A valuable new paper has appeared on the role of dust within the climate system. A significant portion of this dust results from human mismanagement of semi-arid landscapes (e.g. see and see). The paper is
Yoshioka, M., N.M. Mahowald, A.J. Conley, W.D. Collins, D.W. Fillmore, C.S. Zender, and D.B. Coleman, 2007: Impact of Desert Dust Radiative Forcing on Sahel Precipitation: Relative Importance of Dust Compared to Sea Surface Temperature Variations, Vegetation Changes, and Greenhouse Gas Warming. J. Climate, 20, 1445–1467.
The abstract reads,
“The role of direct radiative forcing of desert dust aerosol in the change from wet to dry climate observed in the African Sahel region in the last half of the twentieth century is investigated using simulations with an atmospheric general circulation model. The model simulations are conducted either forced by the observed sea surface temperature (SST) or coupled with the interactive SST using the Slab Ocean Model (SOM). The simulation model uses dust that is less absorbing in the solar wavelengths and has larger particle sizes than other simulation studies. As a result, simulations show less shortwave absorption within the atmosphere and larger longwave radiative forcing by dust. Simulations using SOM show reduced precipitation over the intertropical convergence zone (ITCZ) including the Sahel region and increased precipitation south of the ITCZ when dust radiative forcing is included. In SST-forced simulations, on the other hand, significant precipitation changes are restricted to over North Africa. These changes are considered to be due to the cooling of global tropical oceans as well as the cooling of the troposphere over North Africa in response to dust radiative forcing. The model simulation of dust cannot capture the magnitude of the observed increase of desert dust when allowing dust to respond to changes in simulated climate, even including changes in vegetation, similar to previous studies. If the model is forced to capture observed changes in desert dust, the direct radiative forcing by the increase of North African dust can explain up to 30% of the observed precipitation reduction in the Sahel between wet and dry periods. A large part of this effect comes through atmospheric forcing of dust, and dust forcing on the Atlantic Ocean SST appears to have a smaller impact. The changes in the North and South Atlantic SSTs may account for up to 50% of the Sahel precipitation reduction. Vegetation loss in the Sahel region may explain about 10% of the observed drying, but this effect is statistically insignificant because of the small number of years in the simulation. Greenhouse gas warming seems to have an impact to increase Sahel precipitation that is opposite to the observed change. Although the estimated values of impacts are likely to be model dependent, analyses suggest the importance of direct radiative forcing of dust and feedbacks in modulating Sahel precipitation.”

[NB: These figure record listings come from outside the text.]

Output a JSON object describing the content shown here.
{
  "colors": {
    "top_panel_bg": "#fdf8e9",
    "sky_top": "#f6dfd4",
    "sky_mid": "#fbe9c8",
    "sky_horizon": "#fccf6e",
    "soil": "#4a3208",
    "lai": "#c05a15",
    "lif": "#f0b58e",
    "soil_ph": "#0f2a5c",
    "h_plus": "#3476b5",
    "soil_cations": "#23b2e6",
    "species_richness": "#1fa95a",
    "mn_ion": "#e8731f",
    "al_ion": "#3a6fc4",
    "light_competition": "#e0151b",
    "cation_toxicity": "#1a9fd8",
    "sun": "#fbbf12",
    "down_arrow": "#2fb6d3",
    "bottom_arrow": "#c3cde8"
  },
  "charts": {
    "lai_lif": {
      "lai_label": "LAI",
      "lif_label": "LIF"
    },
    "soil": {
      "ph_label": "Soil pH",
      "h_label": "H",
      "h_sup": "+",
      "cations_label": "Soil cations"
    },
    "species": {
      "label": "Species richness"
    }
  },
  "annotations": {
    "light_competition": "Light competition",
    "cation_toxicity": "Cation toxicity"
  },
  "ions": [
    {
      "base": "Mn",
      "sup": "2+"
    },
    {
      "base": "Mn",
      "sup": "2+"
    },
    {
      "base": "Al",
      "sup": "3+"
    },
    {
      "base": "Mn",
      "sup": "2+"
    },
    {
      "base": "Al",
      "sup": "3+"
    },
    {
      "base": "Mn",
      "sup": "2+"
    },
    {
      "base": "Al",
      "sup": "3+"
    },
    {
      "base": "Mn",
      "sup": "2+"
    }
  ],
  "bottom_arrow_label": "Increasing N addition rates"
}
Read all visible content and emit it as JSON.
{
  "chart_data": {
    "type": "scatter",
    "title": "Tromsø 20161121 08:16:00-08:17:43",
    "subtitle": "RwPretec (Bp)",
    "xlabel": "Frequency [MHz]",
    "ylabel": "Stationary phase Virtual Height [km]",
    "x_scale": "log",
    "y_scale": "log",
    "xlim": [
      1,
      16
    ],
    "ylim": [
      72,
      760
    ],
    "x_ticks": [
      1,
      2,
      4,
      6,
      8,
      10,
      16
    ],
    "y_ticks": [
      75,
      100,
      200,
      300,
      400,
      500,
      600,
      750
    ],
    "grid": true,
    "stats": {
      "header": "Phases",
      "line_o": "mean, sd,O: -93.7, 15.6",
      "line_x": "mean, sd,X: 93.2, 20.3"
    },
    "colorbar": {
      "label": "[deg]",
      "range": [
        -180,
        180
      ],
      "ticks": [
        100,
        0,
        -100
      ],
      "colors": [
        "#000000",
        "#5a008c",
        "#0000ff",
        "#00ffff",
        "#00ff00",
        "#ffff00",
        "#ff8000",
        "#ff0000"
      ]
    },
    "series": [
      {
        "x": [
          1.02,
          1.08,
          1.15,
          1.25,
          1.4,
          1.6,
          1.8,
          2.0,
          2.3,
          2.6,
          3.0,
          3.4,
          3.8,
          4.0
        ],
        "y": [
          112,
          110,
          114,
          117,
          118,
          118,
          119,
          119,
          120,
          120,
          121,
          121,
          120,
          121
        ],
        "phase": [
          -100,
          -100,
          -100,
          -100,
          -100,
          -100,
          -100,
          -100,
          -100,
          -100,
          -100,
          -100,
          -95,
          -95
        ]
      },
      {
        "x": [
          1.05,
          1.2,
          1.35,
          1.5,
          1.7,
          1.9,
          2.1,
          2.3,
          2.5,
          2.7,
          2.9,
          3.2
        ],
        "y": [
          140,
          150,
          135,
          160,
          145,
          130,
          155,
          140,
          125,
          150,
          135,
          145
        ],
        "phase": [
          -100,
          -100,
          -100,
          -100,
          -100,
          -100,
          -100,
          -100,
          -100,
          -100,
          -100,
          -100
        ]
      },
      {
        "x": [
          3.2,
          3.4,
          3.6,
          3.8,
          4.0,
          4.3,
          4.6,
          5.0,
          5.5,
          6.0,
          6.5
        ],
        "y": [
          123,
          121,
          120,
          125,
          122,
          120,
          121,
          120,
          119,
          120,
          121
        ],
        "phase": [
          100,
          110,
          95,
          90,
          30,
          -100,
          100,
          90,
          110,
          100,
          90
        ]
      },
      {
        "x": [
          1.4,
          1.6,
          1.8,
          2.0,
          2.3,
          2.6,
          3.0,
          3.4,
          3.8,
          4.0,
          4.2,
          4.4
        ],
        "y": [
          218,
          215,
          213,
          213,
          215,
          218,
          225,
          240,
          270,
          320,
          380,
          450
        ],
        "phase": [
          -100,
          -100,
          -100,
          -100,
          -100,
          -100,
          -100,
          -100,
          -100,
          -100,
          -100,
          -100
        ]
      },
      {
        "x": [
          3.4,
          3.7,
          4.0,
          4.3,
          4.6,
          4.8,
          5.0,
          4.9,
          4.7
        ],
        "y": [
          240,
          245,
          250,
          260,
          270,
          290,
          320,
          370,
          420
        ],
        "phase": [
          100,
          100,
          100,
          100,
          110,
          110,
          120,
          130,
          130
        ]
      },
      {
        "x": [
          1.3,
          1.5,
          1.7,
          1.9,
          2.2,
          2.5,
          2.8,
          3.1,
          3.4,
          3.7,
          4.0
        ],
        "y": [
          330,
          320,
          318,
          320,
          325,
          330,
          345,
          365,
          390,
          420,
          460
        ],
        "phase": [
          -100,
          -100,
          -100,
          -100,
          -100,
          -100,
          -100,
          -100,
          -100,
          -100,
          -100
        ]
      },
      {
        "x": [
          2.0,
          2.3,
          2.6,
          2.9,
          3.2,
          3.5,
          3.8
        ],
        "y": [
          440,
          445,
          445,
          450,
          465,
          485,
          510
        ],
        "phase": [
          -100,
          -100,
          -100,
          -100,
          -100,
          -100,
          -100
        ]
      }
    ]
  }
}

Excepts from the paper read,
“Our model simulations suggest that radiative forcing of dust acts to reduce the global average precipitation.”
“These results are sensitive to the models and methodologies that are used. However, the results are important because they show that the direct radiative forcing of dust has played a role in the observed
droughts in the Sahel comparable to the roles played by the sea surface temperatures and vegetation, which have been studied extensively. These results also provide a mechanism whereby drought in the Sahel region can cause increased dust, which then feedbacks to cause a further precipitation reduction.”
This paper further supports the perspective emphasized in the 2005 National Research Council report that we need to move beyond the radiative forcing of CO2 as the dominate human effect on the climate system.
National Research Council, 2005: Radiative forcing of climate change: Expanding the concept and addressing uncertainties. Committee on Radiative Forcing Effects on Climate Change, Climate Research Committee, Board on Atmospheric Sciences and Climate, Division on Earth and Life Studies, The National Academies Press, Washington, D.C., 208 pp.